Fifer snorts. “She’s fine. Still too thin, of course, but that’s to be expected. The rash is gone from her arms and legs, but you can still see it on her stomach. What else? Flea bites. Disgusting. We should all burn our sheets and mattresses.…”

I turn around then. Give her a look.

“What? You want to have to delouse us, too?”

I ignore this. “Did she wake up?”

“No,” Fifer says. “Whatever you’re giving her is really keeping her out.”

“Tincture of poppy. Papaver somniferum, five drams distilled in one pitcher of alcohol at eighty per centum, three extractions for a resultant thirty-grain yield.”

“You’re the most interesting boy I’ve ever known.”

I laugh.

Fifer raises her eyebrows. “You’re in a good mood.”

I shrug. “Not really.”

“I don’t mean just now.” She leans forward in her chair. Studies me, her green eyes narrowing. “You’ve been in a good mood ever since that girl got here. Never mind the fact you haven’t slept at all, that you’re working overtime on two patients, or that you camped out in her room for days with no sleep, and…oh.

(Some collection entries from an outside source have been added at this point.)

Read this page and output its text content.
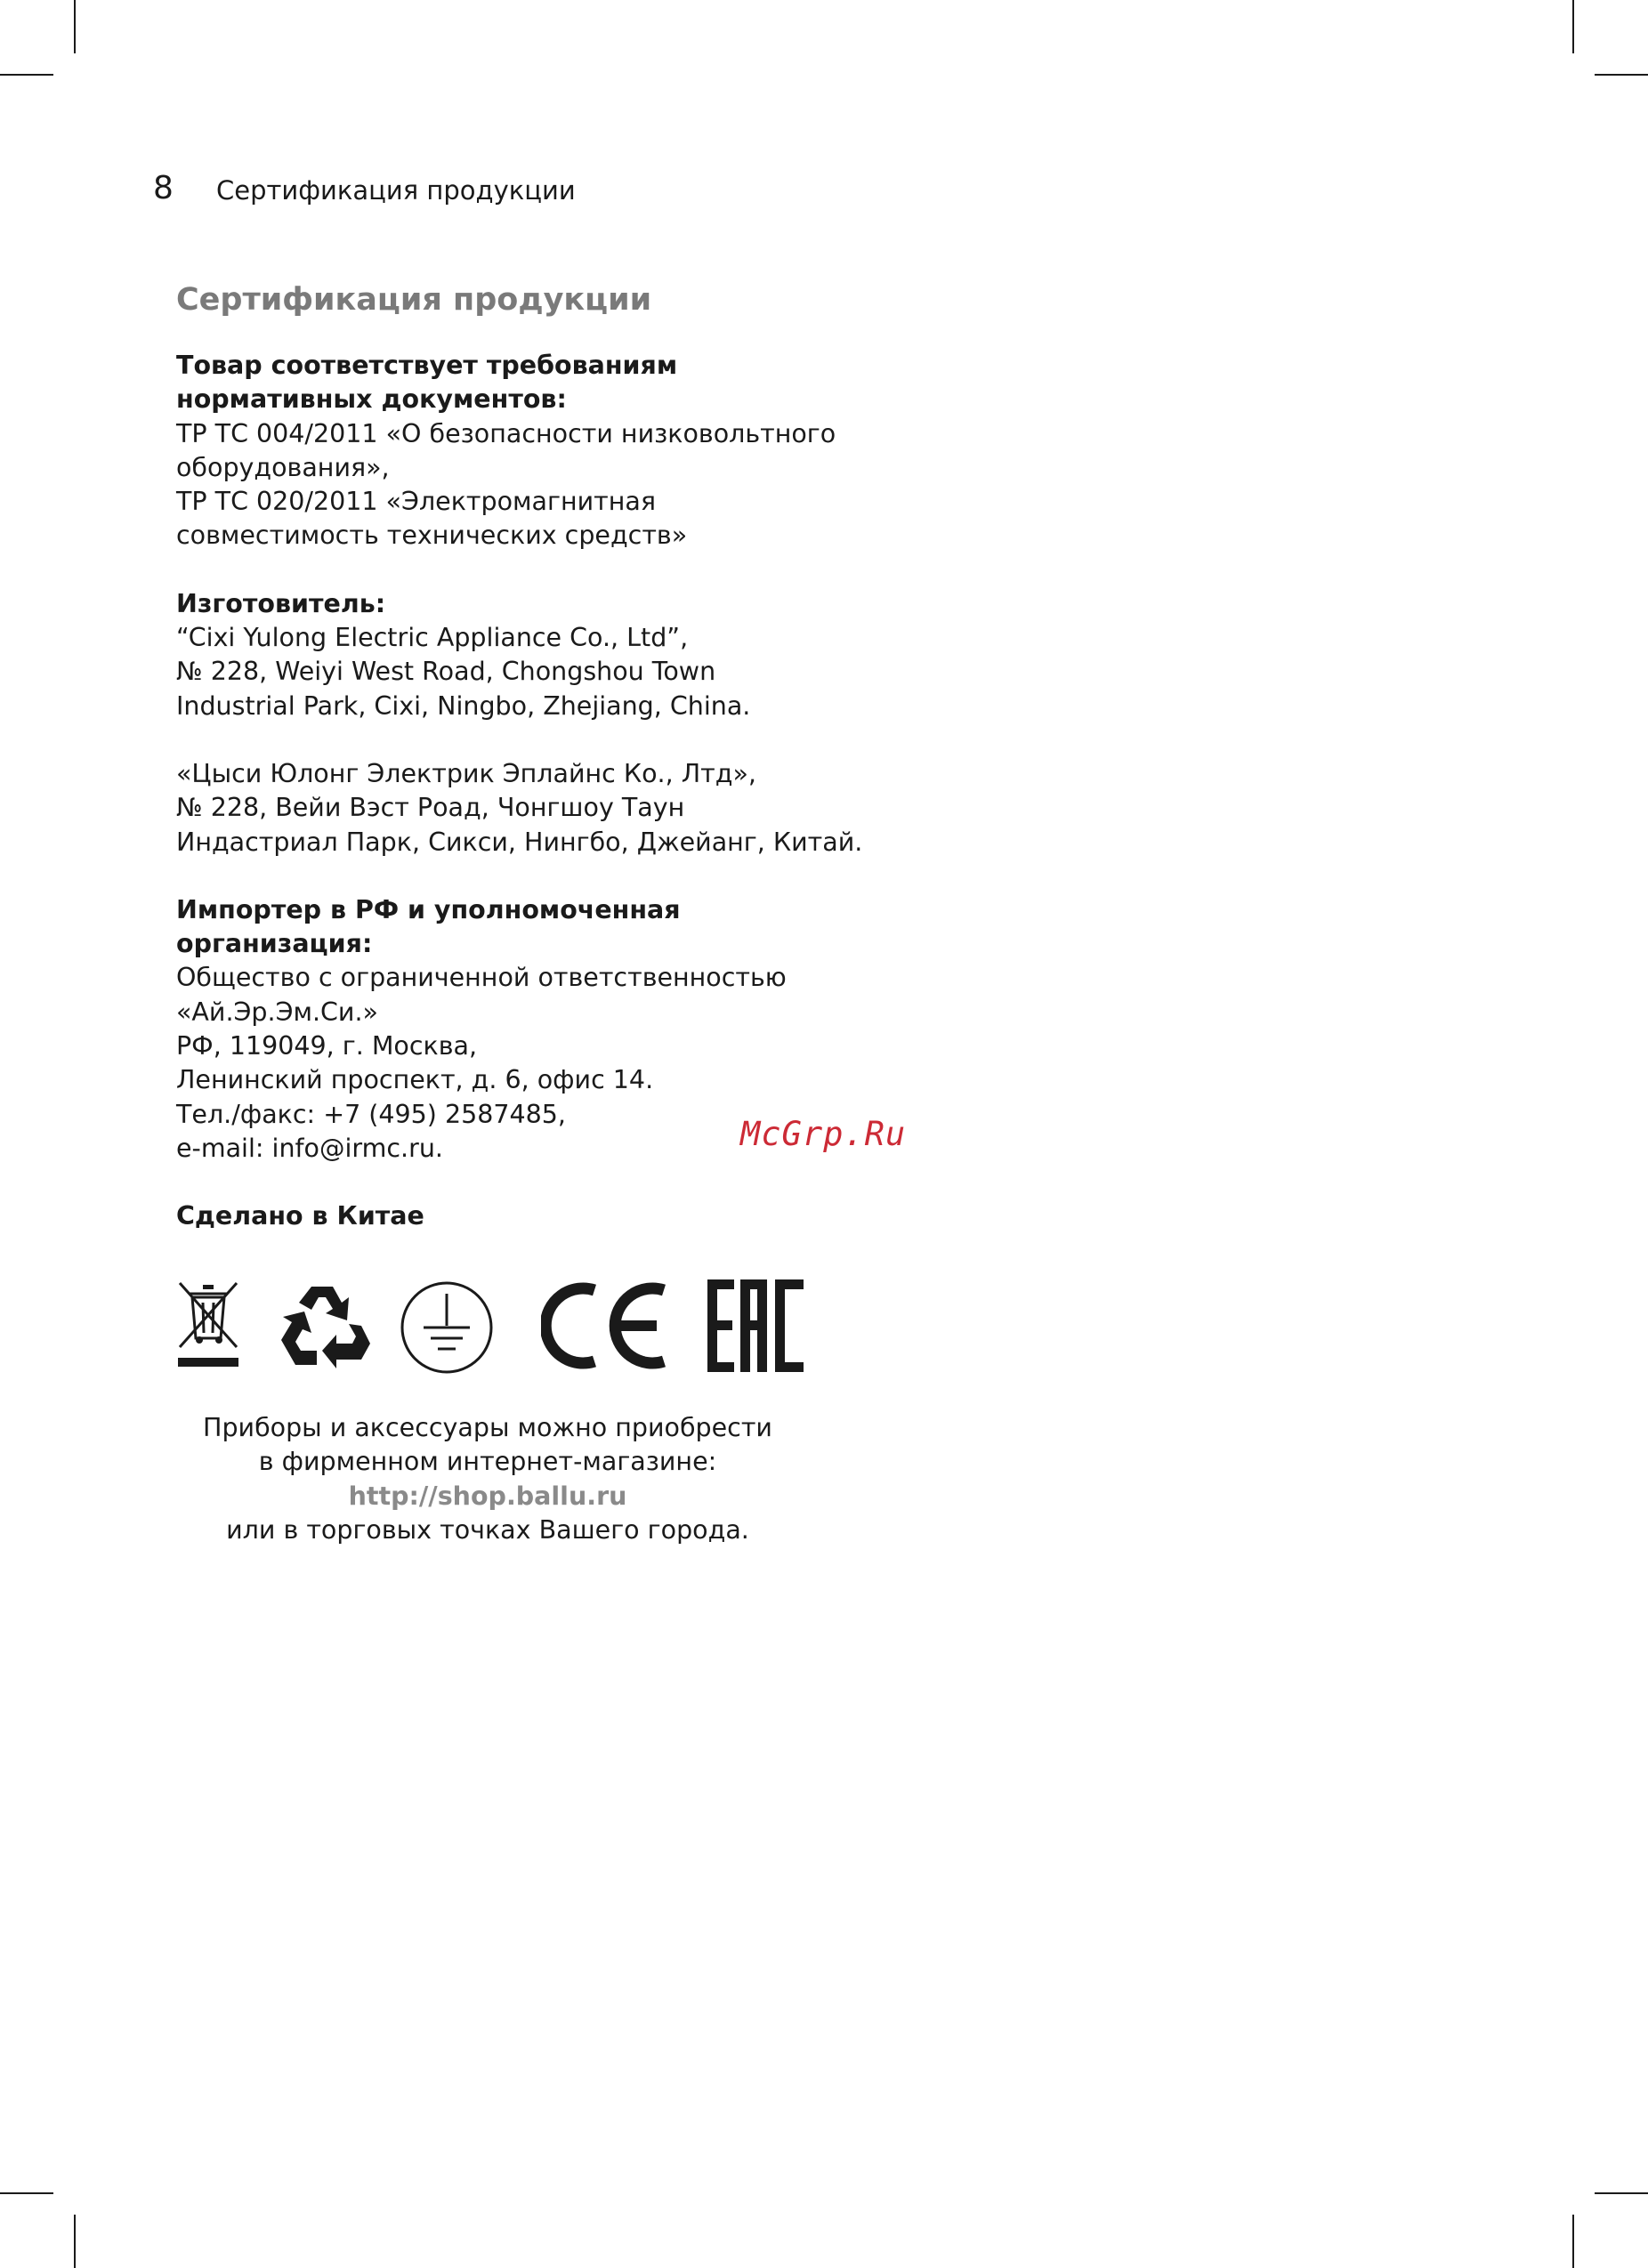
8 Сертификация продукции
Сертификация продукции
Товар соответствует требованиям
нормативных документов:
ТР ТС 004/2011 «О безопасности низковольтного
оборудования»,
ТР ТС 020/2011 «Электромагнитная
совместимость технических средств»
Изготовитель:
“Cixi Yulong Electric Appliance Co., Ltd”,
№ 228, Weiyi West Road, Chongshou Town
Industrial Park, Cixi, Ningbo, Zhejiang, China.
«Цыси Юлонг Электрик Эплайнс Ко., Лтд»,
№ 228, Вейи Вэст Роад, Чонгшоу Таун
Индастриал Парк, Сикси, Нингбо, Джейанг, Китай.
Импортер в РФ и уполномоченная
организация:
Общество с ограниченной ответственностью
«Ай.Эр.Эм.Си.»
РФ, 119049, г. Москва,
Ленинский проспект, д. 6, офис 14.
Тел./факс: +7 (495) 2587485,
e-mail: info@irmc.ru.
Сделано в Китае
McGrp.Ru
Приборы и аксессуары можно приобрести
в фирменном интернет-магазине:
http://shop.ballu.ru
или в торговых точках Вашего города.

I think I see what’s going on.” She smirks. “A little lust stirring in the reluctant John Raleigh?”

“That’s ridiculous,” I say, a bit too loudly. “She’s a patient. She’s probably a Persecutor. She probably belongs to someone else. I don’t even know her. And she’s a patient.”

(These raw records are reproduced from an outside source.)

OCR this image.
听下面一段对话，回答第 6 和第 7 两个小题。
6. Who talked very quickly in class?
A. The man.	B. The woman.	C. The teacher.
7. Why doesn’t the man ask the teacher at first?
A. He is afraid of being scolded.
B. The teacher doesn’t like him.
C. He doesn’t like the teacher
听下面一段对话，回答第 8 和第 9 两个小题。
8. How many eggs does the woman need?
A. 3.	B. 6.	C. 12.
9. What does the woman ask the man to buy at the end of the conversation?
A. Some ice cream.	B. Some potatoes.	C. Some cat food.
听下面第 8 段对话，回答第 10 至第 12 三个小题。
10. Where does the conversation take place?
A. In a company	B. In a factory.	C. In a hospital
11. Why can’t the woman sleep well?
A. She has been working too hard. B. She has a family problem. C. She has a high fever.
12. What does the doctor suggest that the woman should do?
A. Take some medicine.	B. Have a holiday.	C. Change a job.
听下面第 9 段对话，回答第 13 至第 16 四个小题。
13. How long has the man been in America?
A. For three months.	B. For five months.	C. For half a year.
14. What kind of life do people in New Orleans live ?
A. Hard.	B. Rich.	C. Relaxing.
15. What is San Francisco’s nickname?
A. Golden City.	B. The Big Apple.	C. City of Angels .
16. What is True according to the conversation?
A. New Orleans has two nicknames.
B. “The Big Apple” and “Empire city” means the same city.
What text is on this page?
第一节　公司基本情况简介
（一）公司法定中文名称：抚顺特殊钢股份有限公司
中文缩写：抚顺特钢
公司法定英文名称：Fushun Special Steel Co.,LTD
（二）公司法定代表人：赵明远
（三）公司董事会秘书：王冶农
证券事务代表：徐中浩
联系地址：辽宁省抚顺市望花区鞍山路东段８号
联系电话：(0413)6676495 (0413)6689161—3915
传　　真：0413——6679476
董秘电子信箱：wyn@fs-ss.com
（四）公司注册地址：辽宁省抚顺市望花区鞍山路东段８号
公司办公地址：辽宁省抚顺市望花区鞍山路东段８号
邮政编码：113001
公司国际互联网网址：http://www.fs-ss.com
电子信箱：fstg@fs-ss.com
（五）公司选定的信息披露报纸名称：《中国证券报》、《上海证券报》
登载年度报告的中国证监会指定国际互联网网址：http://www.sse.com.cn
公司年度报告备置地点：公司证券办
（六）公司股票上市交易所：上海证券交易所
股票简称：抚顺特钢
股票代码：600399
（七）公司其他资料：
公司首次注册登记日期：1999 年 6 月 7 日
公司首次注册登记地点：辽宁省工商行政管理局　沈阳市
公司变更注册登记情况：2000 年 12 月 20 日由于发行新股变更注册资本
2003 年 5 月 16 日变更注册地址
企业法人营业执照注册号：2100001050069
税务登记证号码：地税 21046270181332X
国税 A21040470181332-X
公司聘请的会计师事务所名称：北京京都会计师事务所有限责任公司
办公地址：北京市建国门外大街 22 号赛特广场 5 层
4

“Yes, you said that,” Fifer replies. “But that was an awfully robust protest you just gave there. I was joking, but now I’m thinking I might be on to something.” She grins. “You fancy her.”

“That’s ridiculous,” I say again.

“I mean, I understand,” she continues. “George was right. She is pretty. You can really tell now that all the filth is gone. Nice eyes. Excellent hair, I see why you didn’t want me to cut it. And she has cute freckles. Wish mine were like that, just on my nose instead of everywhere.…” Fifer presses her palms to her cheeks and scowls.